Dari kelima masalah UMKM di atas, apakah BossQ juga mengalaminya?
Kelima tantangan yang ada dan saling berkaitan ini menunjukkan secara jelas banyaknya pelaku usaha yang masih belum menyadari besarnya kebutuhan akan teknologi. Ketika dimanfaatkan secara efektif dan tepat guna, teknologi justru mampu memudahkan hidup kita. Penyelesaian berbagai masalah ini juga membutuhkan sinergi dan kolaborasi, baik dari pemerintah, komunitas, media, industri, hingga akademisi. Sebagaimana diulas oleh Kumparan, program #PahlawanDigital yang diinisiasi oleh perusahaan web hosting Indonesia, Jagoan Hosting, bisa menjadi contohnya. Ini menjadi peluang bagi generasi muda untuk berkontribusi bagi UMKM tanah air. #PahlawanDigital berupaya membantu UMKM untuk go online sehingga visi presiden Jokowi Widodo untuk menjadikan Indonesia sebagai The Digital Energy of Asia pada 2020 dapat tercapai. Dengan menggabungkan kekuatan dan keahlian, kita mampu mendorong laju pertumbuhan UMKM dan meningkatkan kualitas usaha lokal secara bersama.
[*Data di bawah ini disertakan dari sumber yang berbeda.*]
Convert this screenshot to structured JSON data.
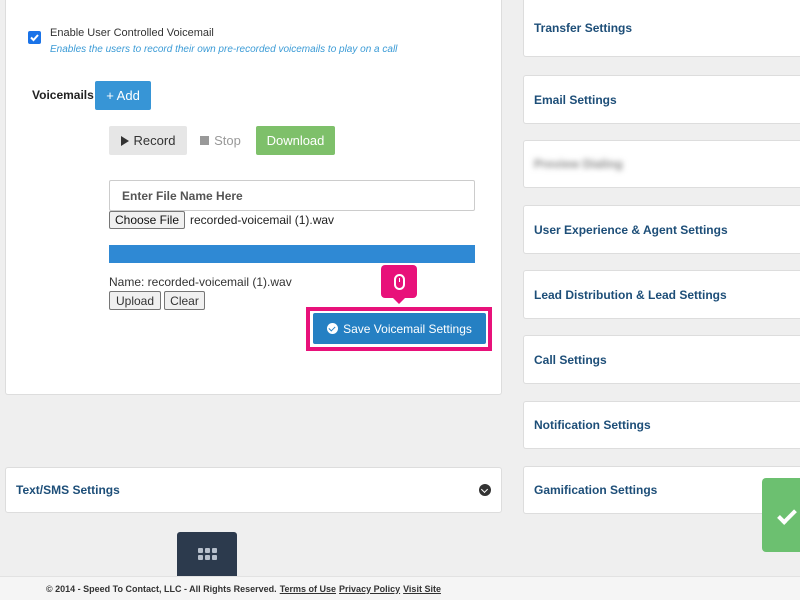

Di era digital ini, tidak ada satupun dari kita yang mampu berdiri sendirian. Kita membutuhkan satu sama lain. Perjalanan menuju kesuksesan masih panjang, tapi melalui kolaborasi yang baik, kita mampu menyelesaikan masalah yang ada satu demi satu. Kita mampu memajukan UMKM Indonesia, asalkan kita mau membuka diri terhadap perubahan ke arah yang lebih baik.
Jadi bagaimana, BossQ? Sudah siap menjadi pelaku UMKM yang lebih maju bersama teknologi?